Vertical Banded Gastroplasty (VBG)
This operation emphasizes the volume restriction aspect of calorie control, by creating a tiny stomach pouch that exits into the lower stomach through a small fixed outlet that is reinforced by a permanent calibrated band on the stomach outlet. The operation was devised by Dr. Mason, one of the original GBP surgeons, as he sought to devise the safest and most straightforward operation for morbid obesity. The VBG was once the most frequently performed operation for morbid obesity in the U.S. However it is now an outmoded procedure because long term studies have demonstrated that it does not maintain weight loss as well as the Roux-en-Y GBP. The VBG also requires a high rate of revision surgery. Last, the decrease in operative risk that Dr. Mason hoped for when he devised the VBG has not materialized. The Vertical Banded Gastroplasty does not have a role in current surgical practice.
Jejuno-Ileal Bypass (JIB)
This is the operation that sticks in the minds of many physicians who disapprove of bariatric surgery as a field. This is a surgically simple procedure that bypasses most of the small bowel absorptive surface. The operation was first developed in the 1950s, and was the first available surgical therapy for morbid obesity. It became very common in the mid to late 70s because it was technically easy to do, created very large amounts of weight loss, and required minimal effort on the part of the patients. Unfortunately, years after the operation many patients developed kidney or liver disease, and some progressed to die as a delayed result of the operation. The JIB is not done any more, and patients who have undergone this operation should have regular follow-up with a physician. Reversal of the JIB is sometimes needed, but not automatic; this is considered individually with each patient.

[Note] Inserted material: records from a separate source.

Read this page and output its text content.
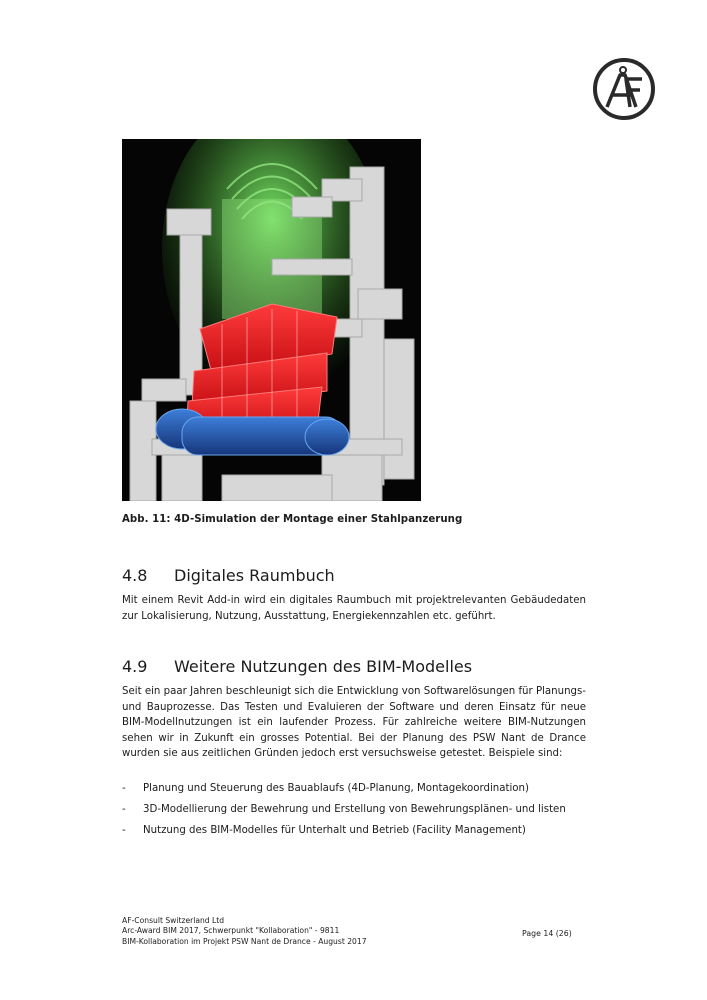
Abb. 11: 4D-Simulation der Montage einer Stahlpanzerung
4.8 Digitales Raumbuch
Mit einem Revit Add-in wird ein digitales Raumbuch mit projektrelevanten Gebäudedaten zur Lokalisierung, Nutzung, Ausstattung, Energiekennzahlen etc. geführt.
4.9 Weitere Nutzungen des BIM-Modelles
Seit ein paar Jahren beschleunigt sich die Entwicklung von Softwarelösungen für Planungs- und Bauprozesse. Das Testen und Evaluieren der Software und deren Einsatz für neue BIM-Modellnutzungen ist ein laufender Prozess. Für zahlreiche weitere BIM-Nutzungen sehen wir in Zukunft ein grosses Potential. Bei der Planung des PSW Nant de Drance wurden sie aus zeitlichen Gründen jedoch erst versuchsweise getestet. Beispiele sind:
- Planung und Steuerung des Bauablaufs (4D-Planung, Montagekoordination)
- 3D-Modellierung der Bewehrung und Erstellung von Bewehrungsplänen- und listen
- Nutzung des BIM-Modelles für Unterhalt und Betrieb (Facility Management)
AF-Consult Switzerland Ltd
Arc-Award BIM 2017, Schwerpunkt "Kollaboration" - 9811
BIM-Kollaboration im Projekt PSW Nant de Drance - August 2017
Page 14 (26)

Some experiments show that if a low-level shock is applied to the correct location on the stomach, then the nerves that stimulate hunger will be suppressed. Placement of the electrical leads onto the gastric wall is minimally invasive and has a low degree of surgical risk. The gastric pacer is not yet generally available, but clinical trials show that, for many patients, it can produce weight loss that is better than medication treatment. We anticipate this may be a useful procedure for patients who do not need to lose a lot of weight, or to stimulate some weight loss in preparation for one of the standard weight loss procedures.
Revision Gastric Bypass
This procedure revises the stomach anatomy from a different weight loss procedure to a Gastric Bypass.